- April 30, 2009
- Posted by: Ramki Ramakrishnan
- Category: Trading Tips
I use Elliott Wave analysis to give me an idea of where we are in an unfolding move, and also how far that move could go. If there is one important lesson I have learnt in using Wave Analysis, it is this: Your analysis could be the best in the world, but until the move happens, you are no better than anyone else out there. In other words, the best use you could put your analysis is to take the trade that is suggested, but be sure to have stops in place. If it works out, then you are a hero, because you got in at the best possible levels, and managed to stick with the move for longer than most others. If you get stopped, well, you paid a smaller price than most others.

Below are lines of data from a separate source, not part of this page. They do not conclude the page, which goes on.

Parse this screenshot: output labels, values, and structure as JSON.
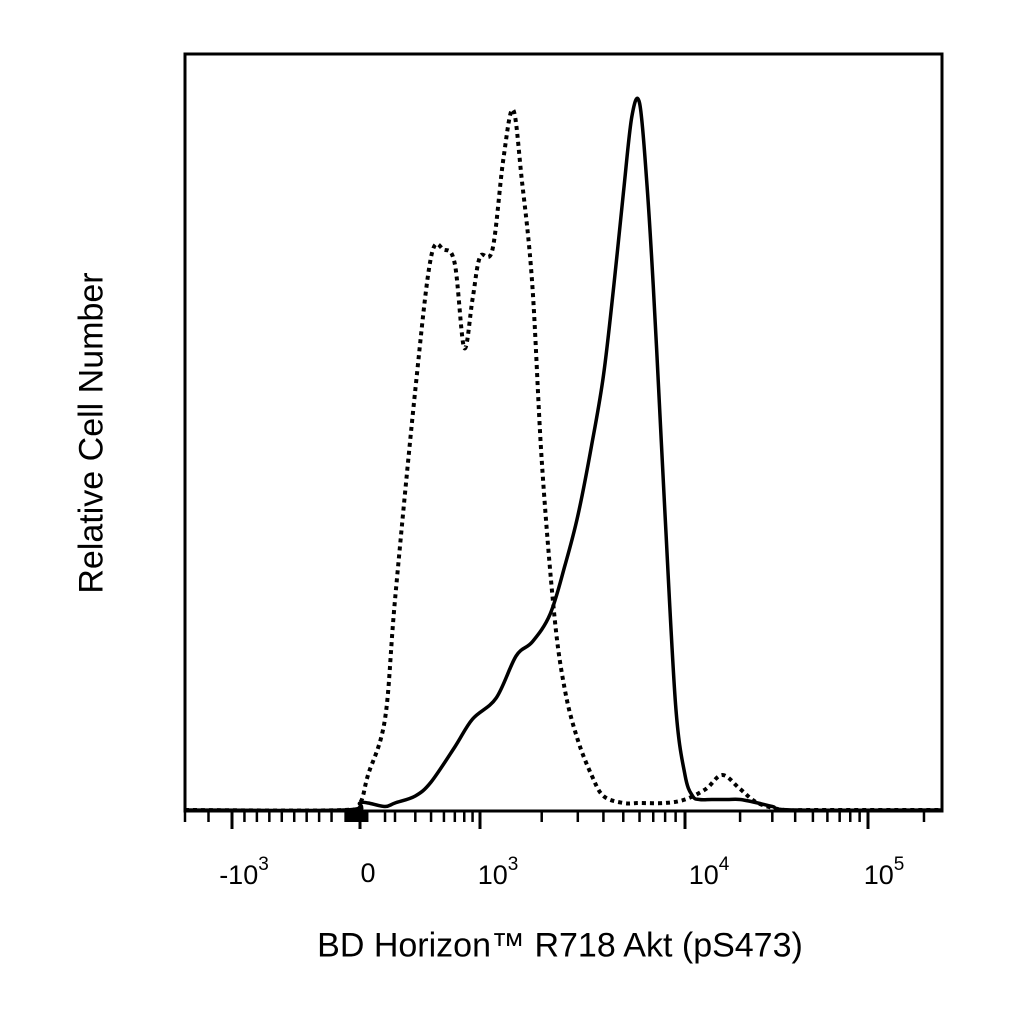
{
  "chart_data": {
    "type": "line",
    "title": "",
    "xlabel": "BD Horizon™ R718 Akt (pS473)",
    "ylabel": "Relative Cell Number",
    "x_scale": "biexponential",
    "xlim": [
      -3000,
      250000
    ],
    "ylim": [
      0,
      100
    ],
    "y_ticks": false,
    "grid": false,
    "legend": "none",
    "x_tick_labels": [
      {
        "value": -1000,
        "base": "-10",
        "exp": "3"
      },
      {
        "value": 0,
        "base": "0",
        "exp": ""
      },
      {
        "value": 1000,
        "base": "10",
        "exp": "3"
      },
      {
        "value": 10000,
        "base": "10",
        "exp": "4"
      },
      {
        "value": 100000,
        "base": "10",
        "exp": "5"
      }
    ],
    "series": [
      {
        "style": "dotted",
        "color": "#000000",
        "x": [
          -3000,
          -100,
          0,
          100,
          200,
          300,
          400,
          500,
          600,
          700,
          800,
          900,
          1000,
          1150,
          1300,
          1450,
          1600,
          1800,
          2000,
          2300,
          2600,
          3000,
          3500,
          4000,
          5000,
          6000,
          8000,
          10000,
          13000,
          16000,
          20000,
          25000,
          35000,
          50000,
          250000
        ],
        "y": [
          0,
          0,
          1,
          5,
          13,
          30,
          60,
          79,
          80,
          78,
          66,
          73,
          79,
          80,
          93,
          100,
          90,
          75,
          50,
          28,
          17,
          10,
          5,
          2,
          1,
          1,
          1,
          1.5,
          3,
          5,
          3,
          1,
          0,
          0,
          0
        ]
      },
      {
        "style": "solid",
        "color": "#000000",
        "x": [
          -3000,
          -100,
          0,
          100,
          200,
          300,
          400,
          500,
          700,
          900,
          1200,
          1500,
          1800,
          2200,
          2600,
          3000,
          3500,
          4000,
          4500,
          5000,
          5500,
          6000,
          6500,
          7000,
          7500,
          8000,
          9000,
          10000,
          11000,
          12000,
          14000,
          17000,
          20000,
          25000,
          30000,
          40000,
          250000
        ],
        "y": [
          0,
          0,
          1,
          1,
          0.5,
          1,
          2,
          4,
          9,
          13,
          16,
          22,
          24,
          28,
          35,
          42,
          52,
          62,
          75,
          88,
          99,
          101,
          90,
          75,
          58,
          42,
          15,
          5,
          2,
          1.5,
          1.5,
          1.5,
          1.5,
          1,
          0.5,
          0,
          0
        ]
      }
    ]
  }
}
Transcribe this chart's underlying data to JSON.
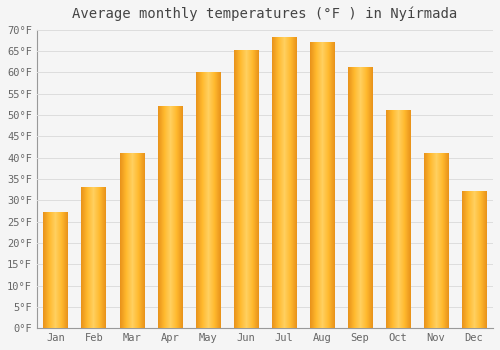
{
  "title": "Average monthly temperatures (°F ) in Nyírmada",
  "months": [
    "Jan",
    "Feb",
    "Mar",
    "Apr",
    "May",
    "Jun",
    "Jul",
    "Aug",
    "Sep",
    "Oct",
    "Nov",
    "Dec"
  ],
  "values": [
    27,
    33,
    41,
    52,
    60,
    65,
    68,
    67,
    61,
    51,
    41,
    32
  ],
  "bar_color": "#F5A623",
  "bar_edge_color": "#E8922A",
  "ylim": [
    0,
    70
  ],
  "yticks": [
    0,
    5,
    10,
    15,
    20,
    25,
    30,
    35,
    40,
    45,
    50,
    55,
    60,
    65,
    70
  ],
  "background_color": "#F5F5F5",
  "plot_bg_color": "#F5F5F5",
  "grid_color": "#DDDDDD",
  "title_fontsize": 10,
  "tick_fontsize": 7.5,
  "tick_color": "#666666",
  "title_color": "#444444",
  "font_family": "monospace",
  "bar_width": 0.65
}
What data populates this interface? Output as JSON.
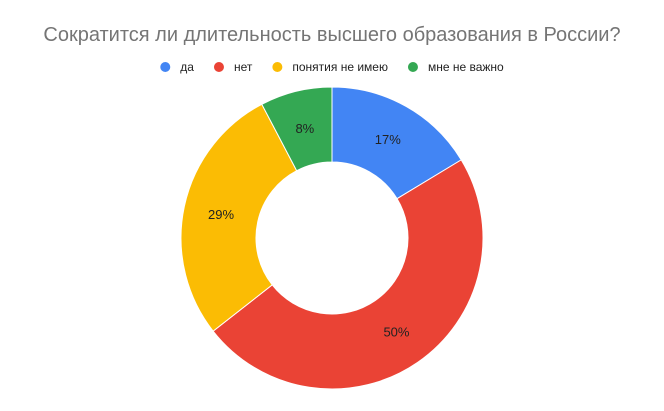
{
  "chart_data": {
    "type": "pie",
    "title": "Сократится ли длительность высшего образования в России?",
    "legend_position": "top",
    "donut": true,
    "categories": [
      "да",
      "нет",
      "понятия не имею",
      "мне не важно"
    ],
    "values": [
      17,
      50,
      29,
      8
    ],
    "value_labels": [
      "17%",
      "50%",
      "29%",
      "8%"
    ],
    "colors": [
      "#4285F4",
      "#EA4335",
      "#FBBC04",
      "#34A853"
    ]
  }
}
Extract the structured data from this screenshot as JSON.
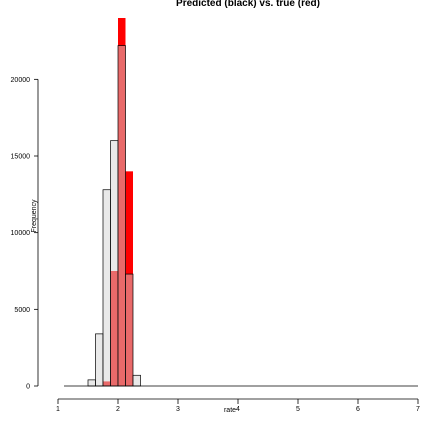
{
  "chart_data": {
    "type": "bar",
    "title": "Predicted (black) vs. true (red)",
    "xlabel": "rate",
    "ylabel": "Frequency",
    "xlim": [
      1,
      7
    ],
    "ylim": [
      0,
      22500
    ],
    "x_ticks": [
      1,
      2,
      3,
      4,
      5,
      6,
      7
    ],
    "y_ticks": [
      0,
      5000,
      10000,
      15000,
      20000
    ],
    "bin_width": 0.125,
    "series": [
      {
        "name": "true",
        "color": "#ff0000",
        "style": "filled",
        "bins": [
          {
            "x0": 1.75,
            "value": 300
          },
          {
            "x0": 1.875,
            "value": 7500
          },
          {
            "x0": 2.0,
            "value": 24000
          },
          {
            "x0": 2.125,
            "value": 14000
          }
        ]
      },
      {
        "name": "predicted",
        "color": "#d3d3d3",
        "style": "outlined",
        "bins": [
          {
            "x0": 1.5,
            "value": 400
          },
          {
            "x0": 1.625,
            "value": 3400
          },
          {
            "x0": 1.75,
            "value": 12800
          },
          {
            "x0": 1.875,
            "value": 16000
          },
          {
            "x0": 2.0,
            "value": 22200
          },
          {
            "x0": 2.125,
            "value": 7300
          },
          {
            "x0": 2.25,
            "value": 700
          }
        ]
      }
    ],
    "grid": false,
    "legend": "none"
  }
}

I would like you to consider the attached chart carefully. SNP500-3-apr-08. I had written this on 3rd April 2008 when the S&P was at 1367. This is a weekly chart (which is why the date on the chart shows the last day of the week). If you go to Yahoo-Finance and look up the daily chart of S&P today, you will observe that after spiking for one day to 1440 on 19th May, the index was sold down to 1201 on 15th July. Then we staged a recovery to 1312 on 8th November. From there, we have reached a low of 1097 till date. The objective mentioned on my analysis was 1060, just a few points away. Will we see a strong recovery from 1060 area? A bounce back to around 1110 is likely, but it is still too soon to think of buying. Be patient.